Wisterias are deciduous, twining climbers, native to China, Japan and the eastern United States. Of the ten species the three most commonly grown are Wisteria floribunda (Japanese wisteria), W. sinensis (Chinese wisteria) and W. brachybotrys (silky wisteria), and their cultivars. All three species are strong-growing and are capable of reaching a height of around 10m (30ft) in trees or a spread of up to 20m (60ft) or more against a wall.
Wisterias flower in the spring with occasional summer flowers. Most begin flowering within 3-4 years of planting. After a long summer, established wisterias may form pendant, bean-like seedpods that are an additional feature.
Wisteria prefers a sunny position, but can be grown in slight shade. Plant in a well-drained, fertile soil.

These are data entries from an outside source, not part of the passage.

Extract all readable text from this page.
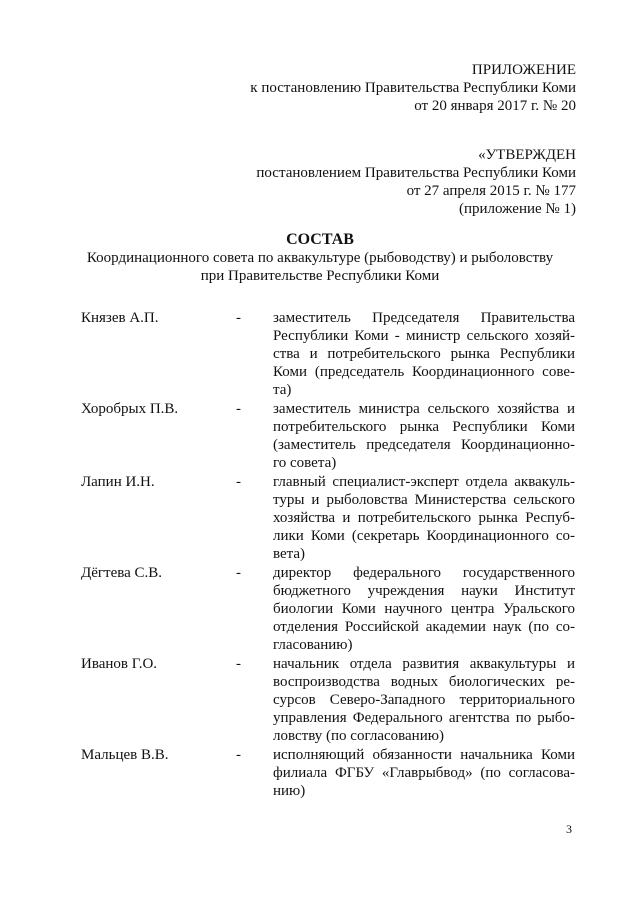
ПРИЛОЖЕНИЕ
к постановлению Правительства Республики Коми
от 20 января 2017 г. № 20
«УТВЕРЖДЕН
постановлением Правительства Республики Коми
от 27 апреля 2015 г. № 177
(приложение № 1)
СОСТАВ
Координационного совета по аквакультуре (рыбоводству) и рыболовству
при Правительстве Республики Коми
Князев А.П.	- заместитель Председателя Правительства
Республики Коми - министр сельского хозяй-
ства и потребительского рынка Республики
Коми (председатель Координационного сове-
та)
Хоробрых П.В.	- заместитель министра сельского хозяйства и
потребительского рынка Республики Коми
(заместитель председателя Координационно-
го совета)
Лапин И.Н.	- главный специалист-эксперт отдела аквакуль-
туры и рыболовства Министерства сельского
хозяйства и потребительского рынка Респуб-
лики Коми (секретарь Координационного со-
вета)
Дёгтева С.В.	- директор федерального государственного
бюджетного учреждения науки Институт
биологии Коми научного центра Уральского
отделения Российской академии наук (по со-
гласованию)
Иванов Г.О.	- начальник отдела развития аквакультуры и
воспроизводства водных биологических ре-
сурсов Северо-Западного территориального
управления Федерального агентства по рыбо-
ловству (по согласованию)
Мальцев В.В.	- исполняющий обязанности начальника Коми
филиала ФГБУ «Главрыбвод» (по согласова-
нию)
3
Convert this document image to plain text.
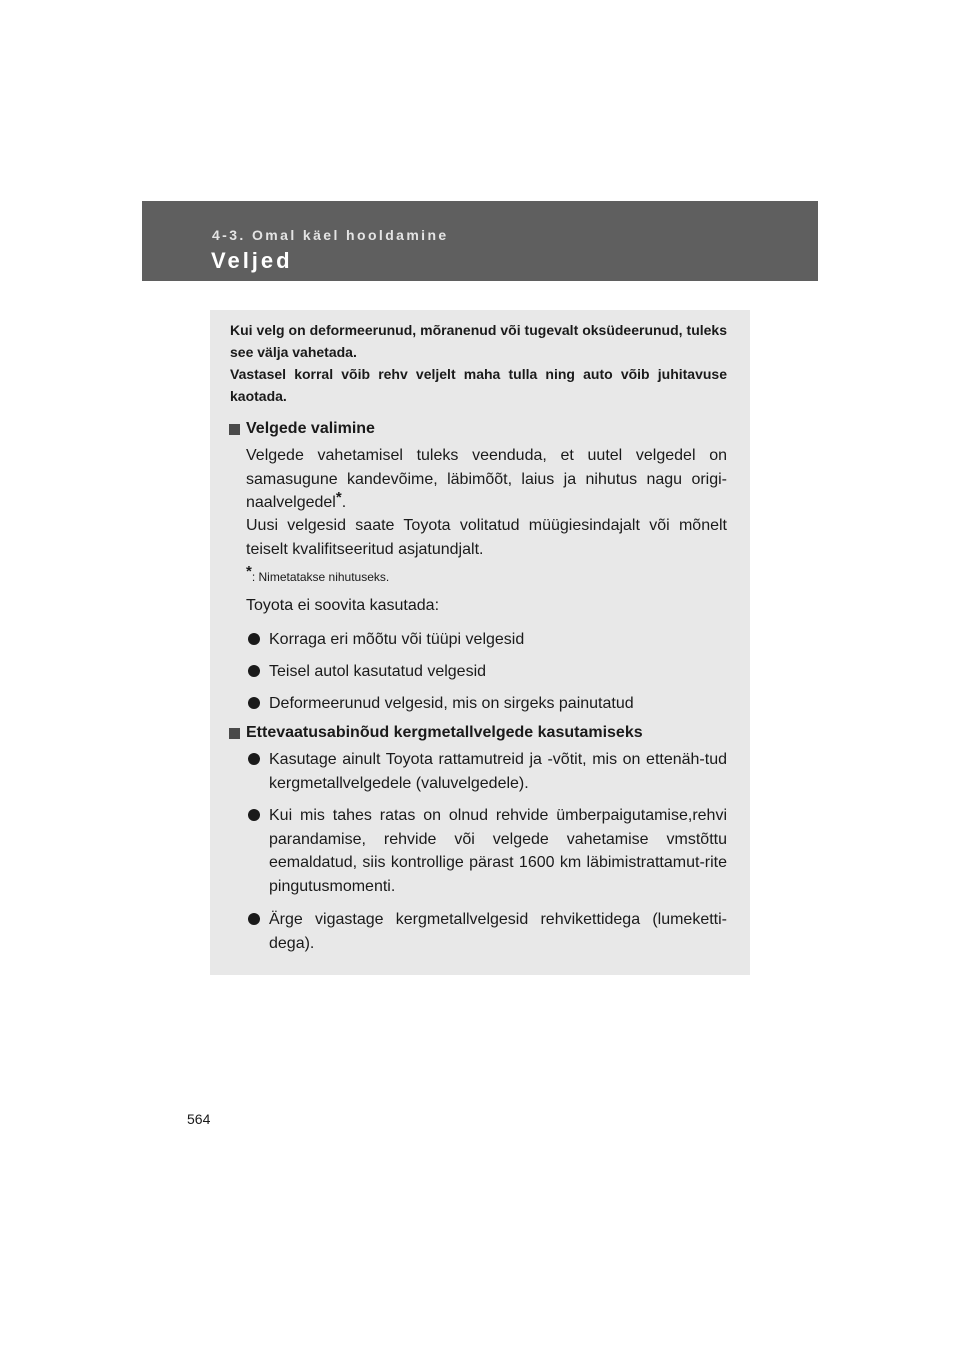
4-3. Omal käel hooldamine
Veljed
Kui velg on deformeerunud, mõranenud või tugevalt oksüdeerunud, tuleks see välja vahetada.
Vastasel korral võib rehv veljelt maha tulla ning auto võib juhitavuse kaotada.
Velgede valimine
Velgede vahetamisel tuleks veenduda, et uutel velgedel on samasugune kandevõime, läbimõõt, laius ja nihutus nagu origi-naalvelgedel*.
Uusi velgesid saate Toyota volitatud müügiesindajalt või mõnelt teiselt kvalifitseeritud asjatundjalt.
*: Nimetatakse nihutuseks.
Toyota ei soovita kasutada:
Korraga eri mõõtu või tüüpi velgesid
Teisel autol kasutatud velgesid
Deformeerunud velgesid, mis on sirgeks painutatud
Ettevaatusabinõud kergmetallvelgede kasutamiseks
Kasutage ainult Toyota rattamutreid ja -võtit, mis on ettenäh-tud kergmetallvelgedele (valuvelgedele).
Kui mis tahes ratas on olnud rehvide ümberpaigutamise,rehvi parandamise, rehvide või velgede vahetamise vmstõttu eemaldatud, siis kontrollige pärast 1600 km läbimistrattamut-rite pingutusmomenti.
Ärge vigastage kergmetallvelgesid rehvikettidega (lumeketti-dega).
564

If buying a new wisteria, always choose one that has been grown from cuttings or by grafting. Seed raised wisterias flower less reliably, and also take longer to flower. Grafted plants can be detected by the visible bulge of the graft union near the base of the stem. Named cultivars are almost always grafted, whereas species plants may not be.
Plants will dry out quickly, especially in a light or sandy soil, so keep plants well watered, particularly when newly planted and during dry periods.
Feed in the spring, with Growmore or Fish, Blood and Bone at the rate recommended on the packet. In sandy soils (which may have low potassium levels), also apply sulphate of potash at 20g per sq m (1/2oz per sq yd). You could also use rose or flowering shrub fertilisers.
Wisterias are usually thought of as climbers, but you can grow wisterias in containers, and train as a free-standing standard. This is particularly suitable for a small garden.
Use a quality loam-based potting compost such as John Innes No 3. Containerised wisterias can be fed with liquid tomato fertiliser, Phostrogen, Miracle-gro or similar flowering plant foods. Mixing controlled release fertiliser granules into the compost is another alternative.